With the current develop head, the memory usage of reconstructing run: 5809 subRun: 1 event: 4503 is:
Peak virtual memory usage (VmPeak) : 2985.65 MB Peak resident set size usage (VmHWM): 1956.02 MB
With the feature branch, the memory usage is:
Peak virtual memory usage (VmPeak) : 2893.87 MB Peak resident set size usage (VmHWM): 1880.89 MB
Excluding EventButcher saves some memory which is expected. The first step is complete. I am going to working on integrating tool-based raw decoder, which does not create raw digits.
#23 Updated by Tingjun Yang over 1 year ago
Feature branch feature/tjyang_removerawdigits is updated to use caldata: @local::producer_adcprep_byapa and remove tpcrawdecoder from reco chain.
The memory usage is further reduced for the same event:
Peak virtual memory usage (VmPeak) : 2709.99 MB Peak resident set size usage (VmHWM): 1693.07 MB
Two things to note:
1. Now raw::RDTimeStamp for each digit has the label: "caldata:dataprep".
2. Before the change, tpcrawdecoder + caldata takes 11 + 30 = 41 s. After the change, caldata takes 67 s. It is a little longer, but the gain in memory reduction is significant.
#24 Updated by Tingjun Yang over 1 year ago
- % Done changed from 0 to 100
- Status changed from Work in progress to Resolved
Available in dunetpc v08_35_00.
#25 Updated by David Adams over 1 year ago
The change in reco time is surprising. I tried running no tools and the standard dataprep tools (protodune_dataprep_tools_wirecell) with the old and new dataprep module. The old/new times were 6.3/6.5 sec for no tolls and 40.7/40.1 sec for full dataprep. By eye, most of the reco time is spent in the pedestal finder.

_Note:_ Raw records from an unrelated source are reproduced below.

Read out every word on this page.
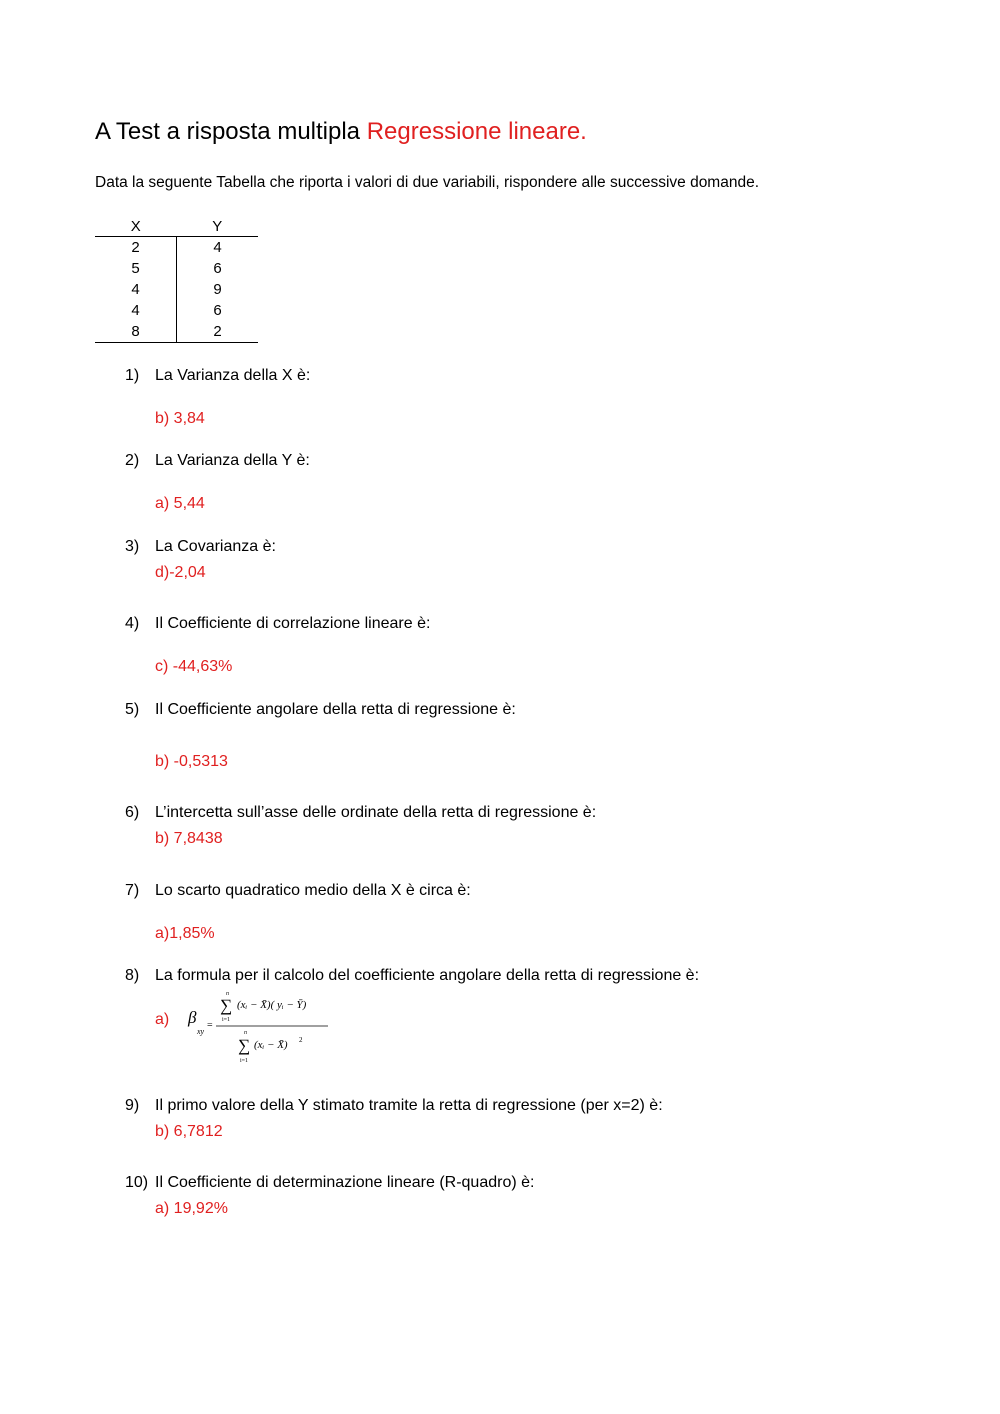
A Test a risposta multipla Regressione lineare.
Data la seguente Tabella che riporta i valori di due variabili, rispondere alle successive domande.
X	Y
2	4
5	6
4	9
4	6
8	2
1) La Varianza della X è:
b) 3,84
2) La Varianza della Y è:
a) 5,44
3) La Covarianza è:
d)-2,04
4) Il Coefficiente di correlazione lineare è:
c) -44,63%
5) Il Coefficiente angolare della retta di regressione è:
b) -0,5313
6) L’intercetta sull’asse delle ordinate della retta di regressione è:
b) 7,8438
7) Lo scarto quadratico medio della X è circa è:
a)1,85%
8) La formula per il calcolo del coefficiente angolare della retta di regressione è:
a) β
xy
=
n
∑
i=1
(xᵢ − X̄)( yᵢ − Ȳ)
n
∑
i=1
(xᵢ − X̄) 2
9) Il primo valore della Y stimato tramite la retta di regressione (per x=2) è:
b) 6,7812
10) Il Coefficiente di determinazione lineare (R-quadro) è:
a) 19,92%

#26 Updated by David Adams over 1 year ago
- Status changed from Resolved to Feedback
In the results reported in the preceding message, I was not writing out any event data or even creating the output wires. I enabled the wire building and event data output and the reported time for the dataprep module only increased from 41.5 to 43.4 sec/event. I do not save data with the old module so the latter number cannot be compared. But it is clear that the digit building and insertion into the event only adds one or two seconds and so I continue testing without the output.
My "old" results above used the old dataprep module with the decoder tool (not module). If I go back and run with the decoder module, the dataprep time falls to 37.0 sec/event but the module takes 6.5 sec/event, a total of 43.5 sec/event. The new dataprep (including decoding) uses 41.5 sec/event. These tests were run with the first five events in np04_raw_run005152_0001_dl1.root.
Tingjun, I cannot reproduce the slowdown you report. Can you see if you can repeat it and send me your config so I can try as well? It would be very helpful if you can disable all downstream processing.
Thanks.
da
#27 Updated by David Adams 10 months ago
- Status changed from Feedback to Closed
I suppose this is resolved. Reopen if not.